Last week, the House Committee on Oversight and Reform conducted a hearing that purported to examine the history and current state of voting rights in America. Witnesses testified that Texas’s free voter ID cards, for example, are too burdensome on the poor and on minority communities, particularly blacks.

If free voter IDs create such a hardship, why don’t we hear more complaints about the various fees and expensive IDs that are required to own a gun and pass a background check?

Until 2017, it cost $140 to obtain a concealed handgun permit in Texas. In Washington, DC, it costs $125 for a background check to buy a gun. A firearm license adds $75, and registering a gun adds $13. Want a permit to be able to carry your gun? Add another $75.

“Any law that makes it more difficult for eligible voters to vote is a problem,” witness Marcia Johnson-Blanco told the committee. But when asked if all of the firearm fees might prevent impoverished DC African Americans from legally obtaining a gun, she answered: “I don’t know the answer to that question.”

Diane Nash, another Democrat witness and founding member of the Student Nonviolent Coordinating Committee (SNCC), testified that free voter IDs “primarily impacted poor blacks.” But when asked about whether all of the fees for obtaining a gun in DC might stop those same people from being able to protect themselves, she demurred: “I am not sure what that would be.”

The third Democrat witness, Thomas Jenkins, gave the same answers. He insisted that it wasn’t even proper to compare voting rights with the right to buy a gun, calling the entire line of questioning “bait and switch.”

Many people who just want to protect themselves and their families would disagree.

Jenkins claimed, “Let the record show that no one has died because they were denied a gun.” Presumably, he thinks that the poor should be satisfied with dialing 9-1-1 and hoping for the best.

His claim is simply false. For example, Nikki Goeser, a former employee of Congressman Massie, suffered the tragic consequences of a gun-free zone law. Nikki left her permitted concealed handgun in her car before entering a gun-free zone, but her stalker didn’t care about the law. Nikki could do nothing but watch while the stalker murdered her husband with a firearm in a “gun-free zone.”

Last year, Kate Nixon (a compliance manager at the Virginia Beach municipal center where a tragic mass shooting occurred) was concerned about a fellow employee. The night before the attack, she told her husband that she wanted to take her permitted, concealed handgun to work. But because the municipality prohibits possession of “any weapon” on city property unless authorized by a supervisor, Kate decided against it. Unlike his law-abiding colleagues, the killer didn’t abide by the ban. The next day, Kate Nixon was one of 12 people killed in the attack.
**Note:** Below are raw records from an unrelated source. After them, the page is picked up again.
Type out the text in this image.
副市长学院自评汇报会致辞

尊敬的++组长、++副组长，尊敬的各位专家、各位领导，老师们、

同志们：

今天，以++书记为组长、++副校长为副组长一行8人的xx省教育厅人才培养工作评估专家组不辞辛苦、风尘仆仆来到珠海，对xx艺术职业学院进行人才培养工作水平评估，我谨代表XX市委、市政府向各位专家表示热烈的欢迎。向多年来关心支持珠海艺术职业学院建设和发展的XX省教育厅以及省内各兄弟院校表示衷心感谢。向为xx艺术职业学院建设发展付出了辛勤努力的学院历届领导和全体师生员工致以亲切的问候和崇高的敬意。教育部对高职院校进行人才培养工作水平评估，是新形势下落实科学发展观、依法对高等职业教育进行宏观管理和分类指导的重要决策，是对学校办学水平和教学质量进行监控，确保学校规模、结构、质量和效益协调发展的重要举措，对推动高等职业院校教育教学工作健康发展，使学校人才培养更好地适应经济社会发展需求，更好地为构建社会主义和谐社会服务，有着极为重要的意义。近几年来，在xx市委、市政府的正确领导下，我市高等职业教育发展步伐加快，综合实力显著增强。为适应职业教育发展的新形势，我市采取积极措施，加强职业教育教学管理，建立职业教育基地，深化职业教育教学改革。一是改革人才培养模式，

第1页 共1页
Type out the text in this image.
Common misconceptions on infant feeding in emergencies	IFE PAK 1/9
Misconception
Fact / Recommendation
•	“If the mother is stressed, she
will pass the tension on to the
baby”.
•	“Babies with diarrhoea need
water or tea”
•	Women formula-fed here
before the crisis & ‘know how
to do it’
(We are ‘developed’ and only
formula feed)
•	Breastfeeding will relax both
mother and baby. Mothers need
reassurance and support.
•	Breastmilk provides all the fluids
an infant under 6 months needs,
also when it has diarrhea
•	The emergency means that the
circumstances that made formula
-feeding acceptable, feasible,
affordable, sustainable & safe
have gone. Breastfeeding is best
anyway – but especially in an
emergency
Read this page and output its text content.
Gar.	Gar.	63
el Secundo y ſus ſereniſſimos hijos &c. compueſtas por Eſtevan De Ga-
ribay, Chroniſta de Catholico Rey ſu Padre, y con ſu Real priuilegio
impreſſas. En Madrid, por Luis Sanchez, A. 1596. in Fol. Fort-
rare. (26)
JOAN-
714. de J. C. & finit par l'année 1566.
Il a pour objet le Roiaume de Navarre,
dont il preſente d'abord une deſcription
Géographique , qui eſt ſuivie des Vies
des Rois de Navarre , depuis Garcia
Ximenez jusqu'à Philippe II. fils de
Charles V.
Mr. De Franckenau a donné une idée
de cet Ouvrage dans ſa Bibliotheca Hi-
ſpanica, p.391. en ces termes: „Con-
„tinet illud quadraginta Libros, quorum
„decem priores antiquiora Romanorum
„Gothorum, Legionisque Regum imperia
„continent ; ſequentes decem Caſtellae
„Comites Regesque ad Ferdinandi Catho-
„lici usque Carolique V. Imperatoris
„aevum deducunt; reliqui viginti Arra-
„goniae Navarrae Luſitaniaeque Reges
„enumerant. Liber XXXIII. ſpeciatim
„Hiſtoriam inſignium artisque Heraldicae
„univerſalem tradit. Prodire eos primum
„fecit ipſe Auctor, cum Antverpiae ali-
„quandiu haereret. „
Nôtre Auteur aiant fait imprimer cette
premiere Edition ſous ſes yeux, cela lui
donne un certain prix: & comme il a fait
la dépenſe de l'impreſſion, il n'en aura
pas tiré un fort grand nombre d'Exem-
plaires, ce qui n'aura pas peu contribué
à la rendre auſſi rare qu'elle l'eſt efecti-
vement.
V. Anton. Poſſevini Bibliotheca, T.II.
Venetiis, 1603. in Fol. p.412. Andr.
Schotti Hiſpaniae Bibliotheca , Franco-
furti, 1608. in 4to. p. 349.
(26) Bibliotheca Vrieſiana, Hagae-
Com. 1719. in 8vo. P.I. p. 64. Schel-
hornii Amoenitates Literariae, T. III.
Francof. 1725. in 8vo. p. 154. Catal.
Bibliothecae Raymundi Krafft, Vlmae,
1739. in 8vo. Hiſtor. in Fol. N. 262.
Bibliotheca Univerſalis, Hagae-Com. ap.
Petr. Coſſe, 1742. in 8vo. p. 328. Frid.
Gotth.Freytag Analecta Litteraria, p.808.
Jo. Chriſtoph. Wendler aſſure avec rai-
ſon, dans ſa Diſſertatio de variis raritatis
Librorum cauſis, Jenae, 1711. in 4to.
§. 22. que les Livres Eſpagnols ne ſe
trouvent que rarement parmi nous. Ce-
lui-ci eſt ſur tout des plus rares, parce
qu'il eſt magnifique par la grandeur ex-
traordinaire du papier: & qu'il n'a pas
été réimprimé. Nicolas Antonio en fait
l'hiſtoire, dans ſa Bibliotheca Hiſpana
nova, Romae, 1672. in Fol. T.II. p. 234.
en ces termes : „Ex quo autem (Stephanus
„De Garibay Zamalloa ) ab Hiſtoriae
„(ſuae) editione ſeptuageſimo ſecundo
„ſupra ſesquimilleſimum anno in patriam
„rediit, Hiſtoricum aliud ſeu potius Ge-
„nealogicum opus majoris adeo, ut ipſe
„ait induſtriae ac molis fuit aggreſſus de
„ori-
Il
Although the list of cases such as these are endless, these examples receive little or no mainstream media attention.

This issue is close to home for some congressmen. In 2017, a man attacked Republican congressmen during their baseball practice. At least five congressmen present had concealed handgun permits from their home states. An aide also had a permit. But the District of Columbia’s gun regulations at the time barred them from carrying permitted, concealed handguns.

High fee requirements for firearm permits and IDs demonstrably affect firearm ownership rates. In Indiana, 18 percent of adults have a concealed handgun permit. In contrast, neighboring Illinois has a rate of just 3 percent. This dramatic difference is because until last year, the total cost of obtaining a concealed handgun permit in Indiana was $50, while in Democrat-controlled Illinois, the total cost is at least $400. Furthermore, Illinois permit holders are overwhelmingly affluent, suburban white males, but in Indiana, urban minorities who often live in high-crime areas (and who stand to benefit the most from concealed carry) commonly have permits.

Democrats seem to want votes from impoverished urban minorities, but Democrats aren’t looking out for these citizens’ best interests. Everyone has the right to self-defense and defense of their families. And while police are crucial to fighting crime, police officers themselves know that they virtually always arrive on the scene after the crime occurs.

There have been too many times in our nation’s history when African Americans couldn’t depend on law enforcement for protection. Just look at the South after the Civil War. But at least at that time, they generally did have guns for self-defense.

As a result of all of today’s hefty fees, in some states, only well-off people will have protection.

Source: John R. Lott, Jr. and Thomas Massie, DailyCaller.com

John R. Lott, Jr. is the president of the Crime Prevention Research Center and the author most recently of “The War on Guns.” Thomas Massie represents Kentucky’s Fourth Congressional District and is chairman of the Second Amendment Caucus.